Why?

Adventures of a Modern Day, Middle-Aged Hero, on the Glory Road(to family security)

6.14.2012

Here, Kitty, Kitty...

In effort to clean out his freezer at home, one of the guys I worked with today brought in a roast from a cougar that he harvested last year.  The roast was properly seasoned, covered in bacon, and placed on the Traeger for 4 hours, before being declared 'ready for lunch'. 

It wasn't half bad...I mean...you could wrap a shoe from my closet in bacon, then smoke it for 4 hours, and I'm sure it wouldn't be half bad.   I had previously had some of this same cougar in a chili a few months ago...but, once something has slow cooked in chili for a few hours, you can't really get a taste of the meat.

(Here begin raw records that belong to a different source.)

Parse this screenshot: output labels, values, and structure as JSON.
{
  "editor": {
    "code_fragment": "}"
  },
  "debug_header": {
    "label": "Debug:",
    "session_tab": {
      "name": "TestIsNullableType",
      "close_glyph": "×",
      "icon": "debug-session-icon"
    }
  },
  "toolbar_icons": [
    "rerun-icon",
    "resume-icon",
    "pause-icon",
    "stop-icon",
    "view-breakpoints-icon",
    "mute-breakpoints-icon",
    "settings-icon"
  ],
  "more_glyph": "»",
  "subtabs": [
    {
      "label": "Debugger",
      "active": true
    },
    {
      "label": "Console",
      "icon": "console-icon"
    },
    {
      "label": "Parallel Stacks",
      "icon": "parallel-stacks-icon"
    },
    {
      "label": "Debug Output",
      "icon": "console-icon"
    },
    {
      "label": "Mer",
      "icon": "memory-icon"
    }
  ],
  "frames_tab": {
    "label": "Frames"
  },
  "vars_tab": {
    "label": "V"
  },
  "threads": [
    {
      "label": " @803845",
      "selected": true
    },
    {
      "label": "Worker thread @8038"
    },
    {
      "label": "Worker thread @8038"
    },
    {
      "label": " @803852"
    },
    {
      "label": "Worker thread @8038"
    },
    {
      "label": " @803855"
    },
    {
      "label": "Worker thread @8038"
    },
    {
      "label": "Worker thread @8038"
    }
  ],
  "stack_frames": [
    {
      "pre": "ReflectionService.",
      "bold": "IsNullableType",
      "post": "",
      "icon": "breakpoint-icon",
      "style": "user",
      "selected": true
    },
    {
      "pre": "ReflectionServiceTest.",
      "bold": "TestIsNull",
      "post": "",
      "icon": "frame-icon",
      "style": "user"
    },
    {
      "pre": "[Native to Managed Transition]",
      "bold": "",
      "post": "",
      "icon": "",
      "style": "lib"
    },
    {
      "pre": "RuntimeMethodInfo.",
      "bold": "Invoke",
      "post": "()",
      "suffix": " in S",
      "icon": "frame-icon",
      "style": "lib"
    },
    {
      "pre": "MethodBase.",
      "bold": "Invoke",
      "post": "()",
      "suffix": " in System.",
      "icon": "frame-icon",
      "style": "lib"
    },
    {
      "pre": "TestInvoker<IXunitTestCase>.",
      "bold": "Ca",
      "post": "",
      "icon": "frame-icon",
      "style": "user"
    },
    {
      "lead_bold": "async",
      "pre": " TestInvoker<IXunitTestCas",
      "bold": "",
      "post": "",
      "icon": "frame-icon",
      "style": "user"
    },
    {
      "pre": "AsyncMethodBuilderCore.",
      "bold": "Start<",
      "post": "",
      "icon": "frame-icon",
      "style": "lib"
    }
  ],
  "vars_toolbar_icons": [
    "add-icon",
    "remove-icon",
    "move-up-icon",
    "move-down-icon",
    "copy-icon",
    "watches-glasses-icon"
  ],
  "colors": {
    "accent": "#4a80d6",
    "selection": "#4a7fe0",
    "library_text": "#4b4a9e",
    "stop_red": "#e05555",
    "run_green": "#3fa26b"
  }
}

More important...it didn't taste like whatever I had thought cougar would taste like. While the pre-cooked roast looked red like beef, the finished flavor was more like pork...and not just do to the bacon wrapped around it.  I'm 100% certain I could give it to my wife, and 'cougar' would be about the 18th thing she guessed for a source for the meat. 

So...that's good to know, you know...if I ever actually SEE a cougar in the wild.  Every year, I buy a cougar tag.  It's kind of a scam here in Washington, because a cougar tag is only like three dollars if you are already buying a deer/elk tag...so, I'm willing to be one of the 90% of the hunters in Washington get a tag 'just in case'.(60,000+ tags, around 120 harvested animals).  I know that's how this guy shot his...target of opportunity...it was nothing he went out looking for. 

It's just nice to know that if I do happen to run into one, the meat isn't something that would be wasted. 

1 comment:

  1. There were a lot of mountain men who used to like getting a lion now and then when they felt like something with a stronger flavor than venison or elk.

    As an acquaintance of mine used to say:
    "Critters is critters; they all taste like meat."